Our Responses to Shame

Many of us desire close relationships with family and friends around us, however when the rubber hits the road, we act in ways that move us further away from others. Many of us don’t realise we are doing it, however the result can leave us isolated and disconnected.

What can be happening is our response to shame. According to Brené Brown “Shame is the intensely painful feeling or experience of believing we are flawed and therefore unworthy of acceptance and belonging. Women often experience shame when they are entangled in a web of layered, conflicting and competing social-community expectations. Shame creates feelings of fear, blame and disconnect.” ~ I Thought It Was Just Me (but it isn’t): Making the Journey from “What Will People Think?” to “I Am Enough” (p.29).

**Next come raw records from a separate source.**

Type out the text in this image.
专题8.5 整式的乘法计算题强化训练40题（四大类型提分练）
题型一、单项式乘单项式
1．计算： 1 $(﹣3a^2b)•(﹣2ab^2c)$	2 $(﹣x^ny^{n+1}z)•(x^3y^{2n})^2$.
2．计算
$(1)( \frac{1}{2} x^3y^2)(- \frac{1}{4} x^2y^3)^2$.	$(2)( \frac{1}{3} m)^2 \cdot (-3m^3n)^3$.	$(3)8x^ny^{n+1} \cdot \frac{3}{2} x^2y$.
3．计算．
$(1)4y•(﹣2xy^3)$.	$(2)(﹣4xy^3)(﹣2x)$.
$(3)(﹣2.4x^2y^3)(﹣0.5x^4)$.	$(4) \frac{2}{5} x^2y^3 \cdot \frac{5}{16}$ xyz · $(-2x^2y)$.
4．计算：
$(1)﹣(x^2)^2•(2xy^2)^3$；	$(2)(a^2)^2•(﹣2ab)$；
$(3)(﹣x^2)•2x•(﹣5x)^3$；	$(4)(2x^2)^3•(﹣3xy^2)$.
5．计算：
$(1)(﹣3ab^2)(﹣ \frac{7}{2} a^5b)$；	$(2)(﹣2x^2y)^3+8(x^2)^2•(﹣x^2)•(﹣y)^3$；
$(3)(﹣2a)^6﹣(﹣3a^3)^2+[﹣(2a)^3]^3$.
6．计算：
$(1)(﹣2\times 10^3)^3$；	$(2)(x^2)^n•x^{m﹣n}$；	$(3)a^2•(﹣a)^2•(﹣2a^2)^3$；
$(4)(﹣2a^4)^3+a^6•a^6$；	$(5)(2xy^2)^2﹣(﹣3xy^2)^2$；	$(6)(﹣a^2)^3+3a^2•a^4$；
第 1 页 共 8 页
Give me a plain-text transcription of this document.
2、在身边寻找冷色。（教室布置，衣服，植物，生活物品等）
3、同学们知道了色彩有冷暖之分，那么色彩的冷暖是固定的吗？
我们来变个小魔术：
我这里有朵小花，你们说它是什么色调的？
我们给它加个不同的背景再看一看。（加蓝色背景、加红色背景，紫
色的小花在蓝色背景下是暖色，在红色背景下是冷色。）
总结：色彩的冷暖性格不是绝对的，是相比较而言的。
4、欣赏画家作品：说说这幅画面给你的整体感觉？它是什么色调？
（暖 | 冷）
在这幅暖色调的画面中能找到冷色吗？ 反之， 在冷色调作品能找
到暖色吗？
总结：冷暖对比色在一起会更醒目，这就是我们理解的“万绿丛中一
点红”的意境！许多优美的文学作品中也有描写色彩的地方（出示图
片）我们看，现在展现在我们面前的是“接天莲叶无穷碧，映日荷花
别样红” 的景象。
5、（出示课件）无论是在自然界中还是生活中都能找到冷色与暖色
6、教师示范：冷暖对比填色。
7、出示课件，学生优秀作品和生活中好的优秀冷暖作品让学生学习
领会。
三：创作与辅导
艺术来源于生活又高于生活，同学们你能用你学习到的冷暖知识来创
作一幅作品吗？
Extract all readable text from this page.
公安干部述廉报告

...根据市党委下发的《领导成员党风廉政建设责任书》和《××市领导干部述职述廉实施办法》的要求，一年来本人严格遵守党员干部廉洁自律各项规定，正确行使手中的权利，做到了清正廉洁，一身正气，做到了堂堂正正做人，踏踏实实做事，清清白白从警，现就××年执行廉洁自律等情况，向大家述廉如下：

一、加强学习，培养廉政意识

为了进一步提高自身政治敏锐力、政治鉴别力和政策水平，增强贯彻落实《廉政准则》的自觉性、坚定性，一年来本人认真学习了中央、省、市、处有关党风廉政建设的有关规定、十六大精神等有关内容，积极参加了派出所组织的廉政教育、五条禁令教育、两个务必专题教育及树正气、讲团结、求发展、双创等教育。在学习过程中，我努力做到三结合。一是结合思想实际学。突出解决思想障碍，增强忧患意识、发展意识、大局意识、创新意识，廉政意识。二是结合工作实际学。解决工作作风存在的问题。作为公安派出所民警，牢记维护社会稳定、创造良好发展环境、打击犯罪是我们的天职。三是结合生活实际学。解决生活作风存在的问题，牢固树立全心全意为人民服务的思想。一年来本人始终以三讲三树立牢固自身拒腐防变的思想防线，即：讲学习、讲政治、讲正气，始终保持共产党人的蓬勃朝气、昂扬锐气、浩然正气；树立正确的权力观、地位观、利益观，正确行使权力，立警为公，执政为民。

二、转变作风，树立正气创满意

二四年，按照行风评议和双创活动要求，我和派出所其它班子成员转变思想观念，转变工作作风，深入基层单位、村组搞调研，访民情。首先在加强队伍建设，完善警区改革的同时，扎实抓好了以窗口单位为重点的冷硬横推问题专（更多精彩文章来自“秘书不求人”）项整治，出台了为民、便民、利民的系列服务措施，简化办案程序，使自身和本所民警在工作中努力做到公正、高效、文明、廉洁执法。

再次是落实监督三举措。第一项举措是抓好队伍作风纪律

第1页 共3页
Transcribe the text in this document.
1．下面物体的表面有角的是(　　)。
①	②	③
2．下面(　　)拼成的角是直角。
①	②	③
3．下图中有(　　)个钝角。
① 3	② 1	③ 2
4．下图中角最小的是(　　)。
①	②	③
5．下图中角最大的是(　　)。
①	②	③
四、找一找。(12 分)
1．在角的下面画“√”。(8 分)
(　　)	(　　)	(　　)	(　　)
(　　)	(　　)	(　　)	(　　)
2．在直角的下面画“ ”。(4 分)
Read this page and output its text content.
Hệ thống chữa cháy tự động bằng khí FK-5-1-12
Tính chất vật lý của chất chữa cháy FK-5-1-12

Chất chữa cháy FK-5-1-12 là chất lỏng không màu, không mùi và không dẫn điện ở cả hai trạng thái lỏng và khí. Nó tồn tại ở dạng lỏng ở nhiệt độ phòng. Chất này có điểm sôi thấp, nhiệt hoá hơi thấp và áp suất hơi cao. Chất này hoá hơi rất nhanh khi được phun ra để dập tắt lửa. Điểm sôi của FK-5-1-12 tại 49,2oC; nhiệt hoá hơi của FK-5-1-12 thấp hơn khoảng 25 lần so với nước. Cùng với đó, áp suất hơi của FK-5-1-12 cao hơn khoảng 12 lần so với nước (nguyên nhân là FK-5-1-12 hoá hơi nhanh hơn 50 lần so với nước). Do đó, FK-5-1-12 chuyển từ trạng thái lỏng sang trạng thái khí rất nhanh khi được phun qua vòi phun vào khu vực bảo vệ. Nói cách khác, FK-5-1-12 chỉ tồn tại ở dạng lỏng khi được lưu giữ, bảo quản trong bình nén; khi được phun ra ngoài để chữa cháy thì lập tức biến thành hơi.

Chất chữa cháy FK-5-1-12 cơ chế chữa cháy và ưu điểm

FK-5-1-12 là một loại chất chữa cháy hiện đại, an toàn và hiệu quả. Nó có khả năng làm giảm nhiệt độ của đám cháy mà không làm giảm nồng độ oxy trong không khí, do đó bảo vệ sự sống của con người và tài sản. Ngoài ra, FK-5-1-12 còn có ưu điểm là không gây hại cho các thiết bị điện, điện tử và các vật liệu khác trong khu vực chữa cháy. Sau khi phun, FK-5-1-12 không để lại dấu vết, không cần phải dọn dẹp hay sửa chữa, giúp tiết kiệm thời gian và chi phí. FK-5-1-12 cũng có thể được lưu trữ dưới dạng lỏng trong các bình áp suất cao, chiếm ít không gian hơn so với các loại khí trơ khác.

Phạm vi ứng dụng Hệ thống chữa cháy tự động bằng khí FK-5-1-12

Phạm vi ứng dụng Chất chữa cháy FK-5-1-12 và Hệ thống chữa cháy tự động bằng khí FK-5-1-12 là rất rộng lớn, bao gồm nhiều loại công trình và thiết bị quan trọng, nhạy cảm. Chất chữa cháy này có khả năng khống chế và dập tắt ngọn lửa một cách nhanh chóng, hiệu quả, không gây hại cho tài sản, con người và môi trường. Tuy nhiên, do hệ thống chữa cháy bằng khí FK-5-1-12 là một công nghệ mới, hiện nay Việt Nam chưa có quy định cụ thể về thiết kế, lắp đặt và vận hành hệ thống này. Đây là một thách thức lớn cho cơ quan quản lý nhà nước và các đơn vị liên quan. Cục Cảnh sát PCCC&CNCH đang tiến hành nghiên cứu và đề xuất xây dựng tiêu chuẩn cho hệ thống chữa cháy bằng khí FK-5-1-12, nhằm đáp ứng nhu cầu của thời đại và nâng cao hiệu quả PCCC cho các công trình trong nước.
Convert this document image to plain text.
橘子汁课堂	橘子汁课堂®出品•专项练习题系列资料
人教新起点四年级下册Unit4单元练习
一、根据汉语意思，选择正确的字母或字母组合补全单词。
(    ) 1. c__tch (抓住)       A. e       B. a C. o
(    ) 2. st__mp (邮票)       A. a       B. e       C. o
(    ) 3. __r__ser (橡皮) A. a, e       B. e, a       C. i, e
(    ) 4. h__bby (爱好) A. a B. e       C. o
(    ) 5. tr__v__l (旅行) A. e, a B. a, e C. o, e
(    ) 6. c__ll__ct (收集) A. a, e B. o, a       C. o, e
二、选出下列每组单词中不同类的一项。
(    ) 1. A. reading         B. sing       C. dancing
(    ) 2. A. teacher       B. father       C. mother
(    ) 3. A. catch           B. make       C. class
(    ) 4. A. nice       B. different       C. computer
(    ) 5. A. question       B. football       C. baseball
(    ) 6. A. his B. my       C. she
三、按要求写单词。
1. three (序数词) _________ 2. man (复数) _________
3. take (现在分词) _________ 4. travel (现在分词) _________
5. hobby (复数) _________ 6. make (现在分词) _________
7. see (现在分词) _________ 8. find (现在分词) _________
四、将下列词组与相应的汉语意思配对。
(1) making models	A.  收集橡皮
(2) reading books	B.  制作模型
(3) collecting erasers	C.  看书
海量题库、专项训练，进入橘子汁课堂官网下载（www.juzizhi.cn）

In some ways, it makes sense that we try to attempt to avoid the painful experience of shame by keeping our emotional distance from others by trying to protect ourselves. However, in the long run this creates suffering and further disconnection. Therefore, there must be another way.


3 Responses to Shame

In her book, “The Gifts of Imperfection“, Dr Brené Brown discusses the work of Dr Linda Hartling. Linda says that when we encounter shame we tend to do one of three (3) things –

  • Move away,
  • Move toward, and
  • Move against.

When we move away, we withdraw, hide, silence ourselves and keep secrets. We simply disappear from the relationships in our lives and avoid connection.

When we move toward, we appease and can become the ultimate people pleasers. We become whatever other people want us to be so that we can avoid the risk of disappointing others and feeling the shame that comes with that disappointment.

When we move against, we try to gain power over others by fighting back and lashing out (i.e. trying to use shame to fight shame). We hurt others before they can hurt us further.

We all have used or are using these strategies of disconnection at one time or another. For many of us, we have a “go to” strategy, however all of these strategies move us away from the story that is going on within us. As Dr Brown says – “Shame is about fear, blame and disconnection. Story is about worthiness and embracing the imperfections that bring us courage, compassion and connection.”


Over to You

You may like to reflect on the following questions to develop some insight –

  1. Which strategy of disconnection is your favourite?
  2. In what situations do you use this strategy when you feel shame?

References –

Brown, B. (2007). I Thought It Was Just Me (but it isn’t): Making the Journey from “What Will People Think?” to “I Am Enough”. New York, USA: Penguin.

Brown, B. (2010). The Gifts of Imperfection: Let Go of Who You Think You’re Supposed to Be and Embrace Who You Are. USA: Hazelden.